Он не медлил больше ни минуты. Окликнув конюха, он, кажется, совсем забыл про меня.
И все же он мне понравился. А раз так, то я была готова отбросить прежние предубеждения и отнестись к его бабушке с симпатией.
На следующий день Саймон Редверз заехал в Ревелз точно в два часа дня. Он приехал в фаэтоне, запряженном двумя лошадьми, красивее которых я не видела в своей жизни. Всю дорогу, а это было чуть меньше двух миль, я сидела рядом с ним.
— Я могла бы дойти пешком, — сказала я.
— И лишить меня удовольствия довезти вас? — В его голосе опять послышались насмешливые нотки, но между нами уже не было прежней вражды. Он был рад, что я согласилась посетить его бабушку, а так как его очевидная любовь к бабушке смягчала меня, мы уже не могли относиться друг к другу с прежней отчужденностью.

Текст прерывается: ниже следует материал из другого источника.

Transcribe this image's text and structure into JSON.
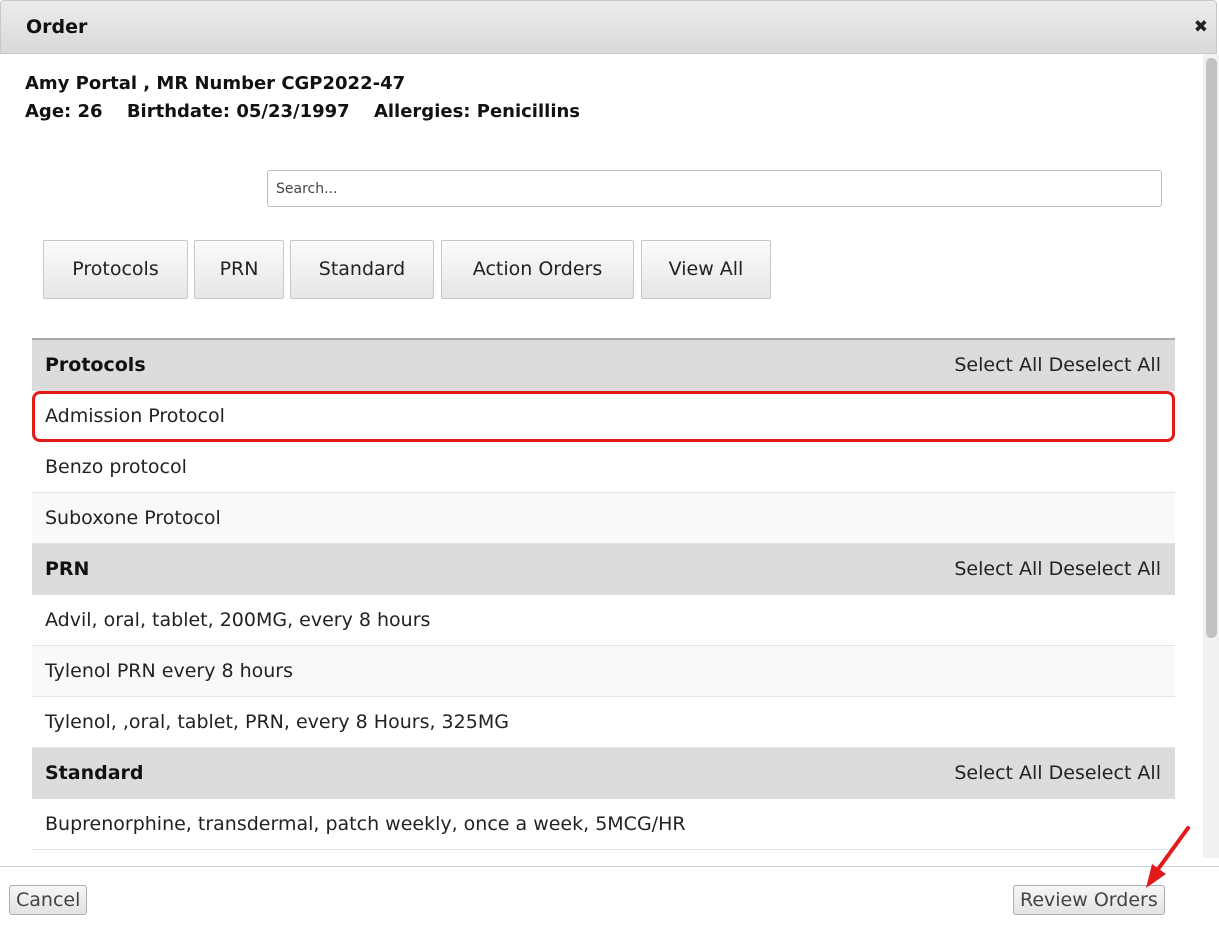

Келли Гранж было поместьем, построенным, по-моему, менее ста лет назад. Оно выглядело очень современным по сравнению с Ревелз. Дом был сделан из серого камня, вокруг были плодородные земли. Мы подъехали к узорным чугунным воротам, сквозь которые я увидела каштановую аллею. Из сторожки вышла женщина открыть нам ворота; было заметно, что она ждет ребенка.
Саймон Редверз в знак благодарности притронулся к шляпе, а она сделала ему реверанс.
Я ей улыбнулась, а она изучающе посмотрела на меня.
— Интересно, — размышляла я, когда мы поехали дальше, — возможно, это сестра Мери-Джейн?
— Это Этти Хардкасл. Ее муж работает на нашей земле.
— Тогда это она. Мери-Джейн — моя личная служанка, она рассказывала мне о своей сестре.
— В таких местах всегда кто-то кому-то приходится родственником. Кстати, а что вы думаете о Гранж? Никакого сравнения с Ревелз, так ведь?
— Поместье очень красиво.
— Да, у нас есть свои плюсы. Я вас уверяю, что в Келли Гранж больше удобств, чем в Ревелз. Вот подождите, придет зима, тогда вы сможете сравнить со знанием дела. Наши большие камины хорошо прогревают дом. А в Ревелз полно сквозняков. Чтобы согреть его зимой, понадобился бы весь уголь Ньюкасла.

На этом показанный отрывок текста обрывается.